The files have U.S. addresses only as far as I can tell. Nothing from Mexico, Canada, or other foreign countries.

Many of the lines (records) concern the same person at various addresses. Of 7 random people who I personally know that I checked on, all had entries. There were between 3 and 20 lines (records) for these 7 persons, averaging about 10. They usually differed only in the address field. Going by an estimate of 10 records per person, the 2.6 billion lines represents about 2695681513/10 = 269,568,151 distinct persons in the U.S.

The U.S. population is about 337M where 78% is over 18 years of age. In other words, 337000000*0.78 = 262,860,000 Americans are adults. This is pretty close to my estimate of 269,568,151 distinct individuals in the NPD data files.

Of the 7 persons I checked on, the names were spelled correctly, although the middle name was sometimes just an initial. I searched each person by multiple methods (address, last name, birth date) so I believe I would have detected names that were spelled slightly wrong.

The addresses appeared correct but there was no way to tell which was the current address and the order in which they lived at each address. There is a StartDat field but it was almost never filled in. The latest entry was not always the most current address. In a couple cases, the current address, where the person has been living for several years, was absent.

The birth dates were correct in a couple cases, were abbreviated in three cases (that is, instead of showing 19800704, meaning July 4 1980, it showed 19800700, meaning July 1980 without an exact day), and was wrong for one person by a wide margin.

All 7 persons I checked had SSN numbers. It was correct for 1 person but I don't know for the other 6. The SSN numbers were consistent for each of the 7 persons I checked on.
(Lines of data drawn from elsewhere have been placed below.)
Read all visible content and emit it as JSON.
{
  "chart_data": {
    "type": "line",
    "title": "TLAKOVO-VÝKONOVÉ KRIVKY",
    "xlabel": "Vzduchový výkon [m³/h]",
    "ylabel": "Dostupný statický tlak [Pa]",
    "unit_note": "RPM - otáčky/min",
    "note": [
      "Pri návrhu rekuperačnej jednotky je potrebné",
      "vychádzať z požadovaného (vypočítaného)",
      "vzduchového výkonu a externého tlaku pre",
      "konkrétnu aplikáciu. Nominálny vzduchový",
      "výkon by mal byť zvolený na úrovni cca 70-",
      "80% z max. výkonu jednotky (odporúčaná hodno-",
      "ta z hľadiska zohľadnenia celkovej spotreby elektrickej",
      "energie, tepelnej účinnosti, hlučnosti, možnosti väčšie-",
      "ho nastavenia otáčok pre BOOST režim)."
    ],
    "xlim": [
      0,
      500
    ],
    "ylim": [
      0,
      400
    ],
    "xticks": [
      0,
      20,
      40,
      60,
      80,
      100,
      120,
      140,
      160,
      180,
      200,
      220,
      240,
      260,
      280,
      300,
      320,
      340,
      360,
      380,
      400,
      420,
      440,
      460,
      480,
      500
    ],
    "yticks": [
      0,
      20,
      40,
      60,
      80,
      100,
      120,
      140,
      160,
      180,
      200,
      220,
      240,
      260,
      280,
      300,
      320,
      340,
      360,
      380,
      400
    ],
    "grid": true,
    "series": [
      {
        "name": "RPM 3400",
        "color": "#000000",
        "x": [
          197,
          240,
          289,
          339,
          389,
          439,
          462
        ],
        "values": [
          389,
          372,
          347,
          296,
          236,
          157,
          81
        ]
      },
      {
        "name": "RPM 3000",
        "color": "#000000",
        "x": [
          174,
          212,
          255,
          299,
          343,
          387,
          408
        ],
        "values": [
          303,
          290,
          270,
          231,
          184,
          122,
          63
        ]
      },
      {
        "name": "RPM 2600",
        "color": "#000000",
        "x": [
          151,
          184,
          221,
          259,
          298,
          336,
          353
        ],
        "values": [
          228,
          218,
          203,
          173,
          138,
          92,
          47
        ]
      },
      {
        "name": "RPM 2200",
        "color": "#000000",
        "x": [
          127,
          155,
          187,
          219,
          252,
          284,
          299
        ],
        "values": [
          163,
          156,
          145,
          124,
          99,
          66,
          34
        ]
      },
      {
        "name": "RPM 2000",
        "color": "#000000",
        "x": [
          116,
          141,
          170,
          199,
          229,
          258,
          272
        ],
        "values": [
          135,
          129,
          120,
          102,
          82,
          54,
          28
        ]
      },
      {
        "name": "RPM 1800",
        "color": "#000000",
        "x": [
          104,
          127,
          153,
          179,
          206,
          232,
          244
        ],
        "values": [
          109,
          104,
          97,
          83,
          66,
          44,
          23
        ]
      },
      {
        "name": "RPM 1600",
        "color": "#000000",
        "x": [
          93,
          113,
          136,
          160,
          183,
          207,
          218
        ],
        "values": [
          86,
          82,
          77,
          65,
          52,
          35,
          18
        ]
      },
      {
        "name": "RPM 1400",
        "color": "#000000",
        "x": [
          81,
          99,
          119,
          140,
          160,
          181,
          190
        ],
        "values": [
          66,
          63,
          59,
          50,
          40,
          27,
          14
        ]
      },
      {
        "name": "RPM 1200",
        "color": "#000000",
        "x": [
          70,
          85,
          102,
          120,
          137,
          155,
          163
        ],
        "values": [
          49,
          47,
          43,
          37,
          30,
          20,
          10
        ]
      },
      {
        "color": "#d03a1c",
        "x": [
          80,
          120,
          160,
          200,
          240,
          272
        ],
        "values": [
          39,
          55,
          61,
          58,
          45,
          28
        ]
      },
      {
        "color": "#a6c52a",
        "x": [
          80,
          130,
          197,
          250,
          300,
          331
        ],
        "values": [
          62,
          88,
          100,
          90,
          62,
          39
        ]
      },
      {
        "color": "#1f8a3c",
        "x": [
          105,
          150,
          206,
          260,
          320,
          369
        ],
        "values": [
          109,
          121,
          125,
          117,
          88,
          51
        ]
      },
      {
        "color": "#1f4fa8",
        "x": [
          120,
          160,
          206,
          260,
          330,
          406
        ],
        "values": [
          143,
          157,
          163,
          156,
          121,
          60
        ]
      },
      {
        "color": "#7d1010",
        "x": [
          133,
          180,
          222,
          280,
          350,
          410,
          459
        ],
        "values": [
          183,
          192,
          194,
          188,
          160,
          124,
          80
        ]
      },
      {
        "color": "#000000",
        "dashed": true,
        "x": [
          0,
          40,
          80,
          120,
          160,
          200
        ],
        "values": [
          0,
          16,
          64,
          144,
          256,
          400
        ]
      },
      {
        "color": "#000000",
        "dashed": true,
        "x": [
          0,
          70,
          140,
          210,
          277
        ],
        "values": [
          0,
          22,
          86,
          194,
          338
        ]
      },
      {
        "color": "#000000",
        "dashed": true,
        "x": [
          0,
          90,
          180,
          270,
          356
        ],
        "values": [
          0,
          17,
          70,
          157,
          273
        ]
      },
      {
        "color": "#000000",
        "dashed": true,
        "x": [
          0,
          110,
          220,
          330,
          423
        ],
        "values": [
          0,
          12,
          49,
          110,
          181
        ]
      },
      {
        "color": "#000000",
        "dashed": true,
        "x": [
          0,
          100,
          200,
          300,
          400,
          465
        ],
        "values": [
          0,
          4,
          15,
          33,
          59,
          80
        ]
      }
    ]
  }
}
By this I mean that a person did not have more than 1 SSN number, at least among the 7 persons I checked on.

By @albert_e - 2 months
off topic

does HIBP automatically cover plus addressing variants of an email

example I submit johndoe@example.com

but a breach had johndoe+verizon@example.com

will it match

By @toomuchtodo - 2 months
Ahh, cool, pour the corpus through GPTs and start tweeting Congressional rep personal info at them until they pass a law to outlaw data brokers (in keeping with historical precedent [1] [2]).

[1] https://en.wikipedia.org/wiki/Video_Privacy_Protection_Act

[2] https://jolt.law.harvard.edu/digest/dodging-the-thought-poli...

By @ghm2180 - 2 months
I am just dreading the day when a near simultaneous cyberattack on a high number of(more vulnerable like middle-lower income individuals) start in a DDoS fashion:

1. Credit histories will be(unlocked) used to file multiple credit applications and tax credits will be applied for.

2. Multiple Cell phones will be hijacked through Sim Hijacking or other zeroday attacks to make it very difficult to get back in.

3. A person's profile will be used to attack the most vulnerable things: - Their families will get fake calls to create confusion. - Their financial services will be frozen or worst weak 2fac auth ones will be compromised.

4. Deep fake image and videos will be created from compromised accounts to sow further mayhem.

This already happens in targeted and one startegy of teh other fashion. Imagine what one could do with a bit more compute and completed profiles and orchestrate this kind of terrible vengeance.

By @layer8 - 2 months
TL;DR:

> an intriguing story that doesn't require any further action.